ItalienSparen, bis Berlusconi kommt

Das Wahlchaos in Italien hat einen alten Streit neu belebt: Wie viel Sparpolitik hilft dem Süden Europas wirklich? von , Yascha Mounk, und

Obdachlose in Rom

Obdachlose in Rom  |  © Andreas Solaro/AFP/Getty Images

Am Chaos sind nicht die Italiener Schuld. Kein Silvio Berlusconi, kein Mario Monti. Schuld sind die Deutschen. Sagt zumindest Frankreichs Industrieminister Arnaud Montebourg. Die Italiener hätten sich eben gegen die "drakonische Sparpolitik" aufgelehnt, die das Land seit Monaten durchmache, sagte der Minister am Dienstag nach der Bekanntgabe der Wahlergebnisse. Italiens Wahlentscheidung, ein Veto gegen die deutsche Sparwut also. Ähnlich äußerte sich der Wirtschaftsnobelpreisträger Paul Krugman. Er wolle zwar nicht der Politik Berlusconis das Wort reden, aber: "Was genau hat das, was gerade alle als 'erwachsener Realismus' verkaufen, den Italienern gebracht – und Europa?"

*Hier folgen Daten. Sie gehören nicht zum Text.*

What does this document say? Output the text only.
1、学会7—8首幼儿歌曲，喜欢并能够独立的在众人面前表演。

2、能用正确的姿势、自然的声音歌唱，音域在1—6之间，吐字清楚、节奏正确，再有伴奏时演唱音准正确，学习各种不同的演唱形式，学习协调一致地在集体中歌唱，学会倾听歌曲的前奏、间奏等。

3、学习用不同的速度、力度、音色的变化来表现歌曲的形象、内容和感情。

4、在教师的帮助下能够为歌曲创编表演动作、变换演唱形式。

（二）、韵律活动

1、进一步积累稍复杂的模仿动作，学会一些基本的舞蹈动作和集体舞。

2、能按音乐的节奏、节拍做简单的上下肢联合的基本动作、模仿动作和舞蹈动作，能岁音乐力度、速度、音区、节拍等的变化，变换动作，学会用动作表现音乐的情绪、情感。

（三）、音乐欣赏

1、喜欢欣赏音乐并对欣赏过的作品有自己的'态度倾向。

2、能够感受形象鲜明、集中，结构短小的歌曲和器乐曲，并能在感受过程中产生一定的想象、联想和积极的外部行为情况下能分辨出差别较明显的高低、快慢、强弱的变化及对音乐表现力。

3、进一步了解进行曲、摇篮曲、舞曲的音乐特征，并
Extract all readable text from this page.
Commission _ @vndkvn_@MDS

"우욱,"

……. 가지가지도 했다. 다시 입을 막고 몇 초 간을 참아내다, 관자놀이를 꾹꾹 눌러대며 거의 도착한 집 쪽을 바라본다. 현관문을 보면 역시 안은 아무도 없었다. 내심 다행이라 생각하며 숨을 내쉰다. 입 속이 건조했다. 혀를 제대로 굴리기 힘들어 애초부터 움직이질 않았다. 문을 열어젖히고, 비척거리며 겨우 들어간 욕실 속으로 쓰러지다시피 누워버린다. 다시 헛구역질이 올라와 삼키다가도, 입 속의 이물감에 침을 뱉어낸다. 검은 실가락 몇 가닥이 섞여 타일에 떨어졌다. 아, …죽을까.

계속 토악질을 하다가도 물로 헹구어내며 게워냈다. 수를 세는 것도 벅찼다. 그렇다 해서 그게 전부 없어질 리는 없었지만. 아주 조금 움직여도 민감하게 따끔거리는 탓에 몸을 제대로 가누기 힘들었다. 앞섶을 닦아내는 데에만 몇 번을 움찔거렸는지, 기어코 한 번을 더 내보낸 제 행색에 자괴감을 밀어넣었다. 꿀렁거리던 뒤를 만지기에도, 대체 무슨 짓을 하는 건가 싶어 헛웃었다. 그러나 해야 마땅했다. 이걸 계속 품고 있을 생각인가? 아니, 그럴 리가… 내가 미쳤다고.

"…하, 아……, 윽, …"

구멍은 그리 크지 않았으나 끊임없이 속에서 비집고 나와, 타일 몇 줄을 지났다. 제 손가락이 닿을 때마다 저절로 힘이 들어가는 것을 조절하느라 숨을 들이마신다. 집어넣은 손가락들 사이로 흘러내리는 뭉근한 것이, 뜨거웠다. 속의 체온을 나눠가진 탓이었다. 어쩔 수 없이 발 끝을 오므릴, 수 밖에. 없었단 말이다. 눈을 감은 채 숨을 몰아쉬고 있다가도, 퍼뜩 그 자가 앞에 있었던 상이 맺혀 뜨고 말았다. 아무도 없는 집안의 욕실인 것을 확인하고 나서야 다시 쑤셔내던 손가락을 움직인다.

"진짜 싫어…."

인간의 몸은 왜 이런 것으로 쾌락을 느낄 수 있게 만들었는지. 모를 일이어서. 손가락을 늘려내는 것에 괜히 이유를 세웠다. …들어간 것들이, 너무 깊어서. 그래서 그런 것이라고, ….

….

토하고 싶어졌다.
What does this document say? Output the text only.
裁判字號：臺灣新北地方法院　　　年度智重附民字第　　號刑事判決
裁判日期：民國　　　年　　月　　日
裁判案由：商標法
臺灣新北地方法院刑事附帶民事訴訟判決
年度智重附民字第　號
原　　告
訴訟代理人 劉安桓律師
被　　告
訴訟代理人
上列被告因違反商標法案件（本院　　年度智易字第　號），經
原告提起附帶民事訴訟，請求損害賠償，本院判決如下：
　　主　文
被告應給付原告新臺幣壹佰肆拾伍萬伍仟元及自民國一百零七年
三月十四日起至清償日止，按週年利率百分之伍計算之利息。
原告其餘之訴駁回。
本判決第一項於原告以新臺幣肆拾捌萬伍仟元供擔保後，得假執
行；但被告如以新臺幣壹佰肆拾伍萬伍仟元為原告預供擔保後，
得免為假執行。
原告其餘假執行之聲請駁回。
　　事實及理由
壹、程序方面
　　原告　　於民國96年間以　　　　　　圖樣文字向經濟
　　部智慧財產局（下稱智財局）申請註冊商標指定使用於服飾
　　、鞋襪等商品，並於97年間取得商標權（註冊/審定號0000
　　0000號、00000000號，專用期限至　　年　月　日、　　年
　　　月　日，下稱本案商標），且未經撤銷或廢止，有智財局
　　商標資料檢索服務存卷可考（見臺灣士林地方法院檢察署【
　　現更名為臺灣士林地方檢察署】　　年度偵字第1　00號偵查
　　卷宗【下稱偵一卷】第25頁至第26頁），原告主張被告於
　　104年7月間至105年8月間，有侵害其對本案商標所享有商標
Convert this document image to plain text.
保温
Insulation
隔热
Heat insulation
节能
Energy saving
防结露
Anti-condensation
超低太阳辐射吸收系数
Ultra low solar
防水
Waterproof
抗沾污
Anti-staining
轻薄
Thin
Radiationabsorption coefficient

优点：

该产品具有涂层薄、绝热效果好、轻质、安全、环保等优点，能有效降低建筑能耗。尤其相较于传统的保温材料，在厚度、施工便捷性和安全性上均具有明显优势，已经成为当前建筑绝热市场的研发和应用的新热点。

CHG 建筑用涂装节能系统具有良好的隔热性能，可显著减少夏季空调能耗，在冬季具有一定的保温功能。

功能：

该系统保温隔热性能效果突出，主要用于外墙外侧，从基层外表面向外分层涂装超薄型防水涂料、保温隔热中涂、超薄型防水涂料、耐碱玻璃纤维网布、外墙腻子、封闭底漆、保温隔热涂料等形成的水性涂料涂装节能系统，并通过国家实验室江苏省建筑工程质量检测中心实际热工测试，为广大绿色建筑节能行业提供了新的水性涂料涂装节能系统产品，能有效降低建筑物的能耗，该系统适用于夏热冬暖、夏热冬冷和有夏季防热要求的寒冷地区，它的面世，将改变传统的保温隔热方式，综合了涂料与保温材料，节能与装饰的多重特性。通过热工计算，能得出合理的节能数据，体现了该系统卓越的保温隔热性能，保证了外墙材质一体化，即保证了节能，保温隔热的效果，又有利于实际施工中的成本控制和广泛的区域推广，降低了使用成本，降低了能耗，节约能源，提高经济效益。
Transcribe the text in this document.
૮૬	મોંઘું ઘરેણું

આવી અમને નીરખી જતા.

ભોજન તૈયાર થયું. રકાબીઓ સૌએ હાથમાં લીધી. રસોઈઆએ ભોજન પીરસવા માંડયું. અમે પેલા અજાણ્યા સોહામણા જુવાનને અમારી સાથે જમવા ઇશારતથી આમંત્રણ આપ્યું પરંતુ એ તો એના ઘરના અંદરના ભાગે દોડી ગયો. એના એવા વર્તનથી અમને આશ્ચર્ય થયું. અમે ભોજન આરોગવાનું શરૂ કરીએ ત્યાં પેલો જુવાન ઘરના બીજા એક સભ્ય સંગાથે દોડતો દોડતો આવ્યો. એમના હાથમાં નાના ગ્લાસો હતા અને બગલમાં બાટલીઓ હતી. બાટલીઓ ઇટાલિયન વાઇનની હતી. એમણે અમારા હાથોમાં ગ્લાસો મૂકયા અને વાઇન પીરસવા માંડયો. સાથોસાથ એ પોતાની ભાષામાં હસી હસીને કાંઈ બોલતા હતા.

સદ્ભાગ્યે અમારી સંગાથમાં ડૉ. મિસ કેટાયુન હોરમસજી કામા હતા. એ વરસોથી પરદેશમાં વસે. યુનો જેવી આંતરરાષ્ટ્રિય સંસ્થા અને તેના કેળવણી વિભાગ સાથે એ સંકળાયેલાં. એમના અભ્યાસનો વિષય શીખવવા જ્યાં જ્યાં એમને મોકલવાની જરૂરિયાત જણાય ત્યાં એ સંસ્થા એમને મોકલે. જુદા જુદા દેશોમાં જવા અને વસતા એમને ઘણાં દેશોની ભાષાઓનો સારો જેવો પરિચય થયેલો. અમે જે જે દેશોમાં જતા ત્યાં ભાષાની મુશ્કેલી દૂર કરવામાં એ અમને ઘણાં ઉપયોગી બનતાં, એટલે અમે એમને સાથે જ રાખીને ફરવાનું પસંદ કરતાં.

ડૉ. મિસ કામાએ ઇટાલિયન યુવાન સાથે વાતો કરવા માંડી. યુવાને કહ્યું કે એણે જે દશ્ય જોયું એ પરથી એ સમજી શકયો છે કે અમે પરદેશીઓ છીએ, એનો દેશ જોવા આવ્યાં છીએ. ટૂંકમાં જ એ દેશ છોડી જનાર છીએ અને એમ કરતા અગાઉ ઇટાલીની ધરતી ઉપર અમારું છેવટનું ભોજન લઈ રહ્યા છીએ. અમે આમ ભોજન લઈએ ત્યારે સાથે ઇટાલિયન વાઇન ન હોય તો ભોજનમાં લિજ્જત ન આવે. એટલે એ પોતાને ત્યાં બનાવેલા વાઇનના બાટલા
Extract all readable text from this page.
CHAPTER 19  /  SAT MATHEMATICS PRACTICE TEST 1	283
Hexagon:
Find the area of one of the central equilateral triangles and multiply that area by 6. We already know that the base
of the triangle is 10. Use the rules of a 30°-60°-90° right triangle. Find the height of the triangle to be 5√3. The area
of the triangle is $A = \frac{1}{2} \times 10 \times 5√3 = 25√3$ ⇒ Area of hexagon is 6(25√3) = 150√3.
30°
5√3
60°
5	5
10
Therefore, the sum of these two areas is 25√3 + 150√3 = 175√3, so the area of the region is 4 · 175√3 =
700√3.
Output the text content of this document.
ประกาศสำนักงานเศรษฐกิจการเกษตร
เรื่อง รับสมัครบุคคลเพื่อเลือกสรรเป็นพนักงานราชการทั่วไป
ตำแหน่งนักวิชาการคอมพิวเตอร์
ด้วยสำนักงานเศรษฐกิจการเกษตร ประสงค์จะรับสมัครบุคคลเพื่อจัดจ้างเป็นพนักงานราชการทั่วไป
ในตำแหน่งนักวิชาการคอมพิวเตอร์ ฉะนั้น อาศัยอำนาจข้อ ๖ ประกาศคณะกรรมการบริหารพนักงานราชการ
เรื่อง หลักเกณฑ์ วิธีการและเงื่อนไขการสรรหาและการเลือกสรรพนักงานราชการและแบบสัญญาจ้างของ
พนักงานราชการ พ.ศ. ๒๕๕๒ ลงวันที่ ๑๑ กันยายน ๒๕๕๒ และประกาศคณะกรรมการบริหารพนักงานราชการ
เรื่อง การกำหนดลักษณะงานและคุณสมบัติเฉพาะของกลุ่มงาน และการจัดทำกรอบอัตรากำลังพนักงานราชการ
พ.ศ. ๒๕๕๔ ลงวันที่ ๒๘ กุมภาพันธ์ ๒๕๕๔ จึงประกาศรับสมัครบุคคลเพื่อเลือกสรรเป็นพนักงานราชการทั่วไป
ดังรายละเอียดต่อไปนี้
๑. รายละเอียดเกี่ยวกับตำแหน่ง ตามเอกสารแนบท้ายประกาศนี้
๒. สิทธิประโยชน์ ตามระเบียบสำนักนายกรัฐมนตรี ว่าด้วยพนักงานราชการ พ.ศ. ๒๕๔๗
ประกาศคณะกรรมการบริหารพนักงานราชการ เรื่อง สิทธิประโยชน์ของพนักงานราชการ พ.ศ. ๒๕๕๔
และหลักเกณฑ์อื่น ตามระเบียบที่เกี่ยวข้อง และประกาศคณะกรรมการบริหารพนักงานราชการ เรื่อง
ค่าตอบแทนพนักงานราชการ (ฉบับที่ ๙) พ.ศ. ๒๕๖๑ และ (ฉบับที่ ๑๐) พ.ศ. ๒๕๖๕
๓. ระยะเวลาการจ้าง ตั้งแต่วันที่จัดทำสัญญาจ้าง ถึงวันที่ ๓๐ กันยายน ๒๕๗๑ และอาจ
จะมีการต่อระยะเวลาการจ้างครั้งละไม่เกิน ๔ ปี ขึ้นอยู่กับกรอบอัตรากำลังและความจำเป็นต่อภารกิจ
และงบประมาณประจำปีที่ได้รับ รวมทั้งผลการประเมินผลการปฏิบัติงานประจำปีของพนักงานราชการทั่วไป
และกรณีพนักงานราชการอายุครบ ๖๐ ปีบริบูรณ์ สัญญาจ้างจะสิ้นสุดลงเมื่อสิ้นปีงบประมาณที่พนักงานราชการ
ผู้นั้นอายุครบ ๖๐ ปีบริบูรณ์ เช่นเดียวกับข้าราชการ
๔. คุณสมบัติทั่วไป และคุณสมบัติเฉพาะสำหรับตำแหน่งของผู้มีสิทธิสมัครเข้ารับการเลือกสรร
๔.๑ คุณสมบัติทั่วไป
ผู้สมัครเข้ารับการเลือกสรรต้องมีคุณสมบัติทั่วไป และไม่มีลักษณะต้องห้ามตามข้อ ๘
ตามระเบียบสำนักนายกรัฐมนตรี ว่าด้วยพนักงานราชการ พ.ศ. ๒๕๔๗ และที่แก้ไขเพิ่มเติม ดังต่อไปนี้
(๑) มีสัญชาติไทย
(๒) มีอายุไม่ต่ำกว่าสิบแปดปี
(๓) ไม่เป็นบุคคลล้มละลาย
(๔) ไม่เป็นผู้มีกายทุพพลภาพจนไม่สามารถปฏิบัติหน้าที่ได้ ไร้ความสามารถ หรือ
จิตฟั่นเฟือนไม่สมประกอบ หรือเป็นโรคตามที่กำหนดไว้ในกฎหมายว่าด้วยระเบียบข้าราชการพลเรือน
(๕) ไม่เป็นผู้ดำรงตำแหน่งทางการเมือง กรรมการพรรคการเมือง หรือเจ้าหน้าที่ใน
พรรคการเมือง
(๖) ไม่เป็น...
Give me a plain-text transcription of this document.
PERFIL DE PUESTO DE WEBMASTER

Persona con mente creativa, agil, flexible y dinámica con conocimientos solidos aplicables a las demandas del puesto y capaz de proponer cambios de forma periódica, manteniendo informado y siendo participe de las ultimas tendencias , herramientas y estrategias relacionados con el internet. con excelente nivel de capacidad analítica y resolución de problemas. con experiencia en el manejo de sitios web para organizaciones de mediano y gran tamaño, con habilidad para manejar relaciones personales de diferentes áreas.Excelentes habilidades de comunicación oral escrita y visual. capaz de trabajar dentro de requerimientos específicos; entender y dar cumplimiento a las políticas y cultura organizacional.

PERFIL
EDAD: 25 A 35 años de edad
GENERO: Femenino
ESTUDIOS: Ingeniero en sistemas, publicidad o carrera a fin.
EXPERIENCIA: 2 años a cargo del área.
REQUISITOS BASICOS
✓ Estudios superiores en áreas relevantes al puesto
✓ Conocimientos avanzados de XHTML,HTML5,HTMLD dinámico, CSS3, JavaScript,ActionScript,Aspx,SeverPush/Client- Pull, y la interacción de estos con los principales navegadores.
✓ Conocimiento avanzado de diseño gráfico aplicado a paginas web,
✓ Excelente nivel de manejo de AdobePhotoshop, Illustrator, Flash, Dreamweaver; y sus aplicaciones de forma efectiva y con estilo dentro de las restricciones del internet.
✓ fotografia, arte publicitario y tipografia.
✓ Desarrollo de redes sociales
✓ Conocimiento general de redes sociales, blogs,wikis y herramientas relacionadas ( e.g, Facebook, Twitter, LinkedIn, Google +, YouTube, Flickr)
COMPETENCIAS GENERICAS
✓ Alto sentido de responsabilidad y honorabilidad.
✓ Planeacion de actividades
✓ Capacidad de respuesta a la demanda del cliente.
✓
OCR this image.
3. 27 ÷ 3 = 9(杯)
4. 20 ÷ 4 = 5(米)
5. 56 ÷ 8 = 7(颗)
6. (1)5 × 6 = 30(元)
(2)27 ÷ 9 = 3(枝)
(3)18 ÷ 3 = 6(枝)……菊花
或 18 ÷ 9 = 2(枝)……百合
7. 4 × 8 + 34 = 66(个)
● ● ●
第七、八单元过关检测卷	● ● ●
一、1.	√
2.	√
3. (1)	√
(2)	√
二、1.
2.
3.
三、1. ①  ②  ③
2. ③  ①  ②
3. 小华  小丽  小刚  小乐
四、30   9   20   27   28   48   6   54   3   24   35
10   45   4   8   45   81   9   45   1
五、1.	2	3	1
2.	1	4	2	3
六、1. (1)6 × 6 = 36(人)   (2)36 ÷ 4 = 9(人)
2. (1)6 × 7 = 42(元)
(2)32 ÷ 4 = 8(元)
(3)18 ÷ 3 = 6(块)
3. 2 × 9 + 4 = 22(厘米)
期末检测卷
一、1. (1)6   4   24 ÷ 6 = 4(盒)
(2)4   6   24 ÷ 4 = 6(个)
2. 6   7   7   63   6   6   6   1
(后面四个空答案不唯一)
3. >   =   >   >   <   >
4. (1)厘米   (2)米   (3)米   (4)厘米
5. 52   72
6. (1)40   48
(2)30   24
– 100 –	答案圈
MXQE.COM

So kann man das sehen – zumindest wenn man kein deutscher Mainstream-Ökonom ist. Hierzulande wurde die Wahl als "Schicksalswahl für den Euro" interpretiert, als Test für die Reformfähigkeit der Italiener. Die Frage, die im Vordergrund stand, lautete: Entscheiden sich die Italiener für eine Fortsetzung des Sparkurses? Nun, da Italiens Wähler die Antwort gegeben haben, wird eine andere Frage wieder lauter werden: Übertreiben es die Europäer mit dem Sparen? Wie viel Sparen kann gesund sein, wenn das Zusammenstreichen des Budgets am Ende Politiker wie Berlusconi an die Macht spült?

Anzeige

Es sind nicht nur Lautsprecher wie Paul Krugman, die diese Bedenken äußern. Der bedeutendste Kritiker des Sparkurses heißt Paul de Grauwe. Der Belgier, ein renommierter Währungsexperte, glaubt schon lange, dass die Schuldenkrise in Wahrheit keine Schuldenkrise ist, und dass die Anleger irren, wenn sie den Staaten ihr Vertrauen entziehen. Nun meint er, seine These beweisen zu können.

Läuft Europa dem Markt hinterher?

Mit der Chinesin Yuemei Ji hat der Ökonom untersucht, wie sehr die Politiker in den einzelnen Staaten auf die steigenden Zinsen für die heimischen Staatsanleihen reagiert haben, wie sehr sie also dem Druck des Marktes gefolgt sind. Das Ergebnis ihrer Untersuchung: In den Ländern, in denen die Zinsen wegen der Sorgen der Anleger am stärksten stiegen, sparten die Regierungen auch am heftigsten. Entsprechend stark brach anschließend die Wirtschaft ein. Die Politik sparte also dem Markt hinterher – und die eigenen Volkswirtschaften in die Rezession. "Europas Politik lässt sich von der Stimmung des Marktes treiben", schreibt de Grauwe.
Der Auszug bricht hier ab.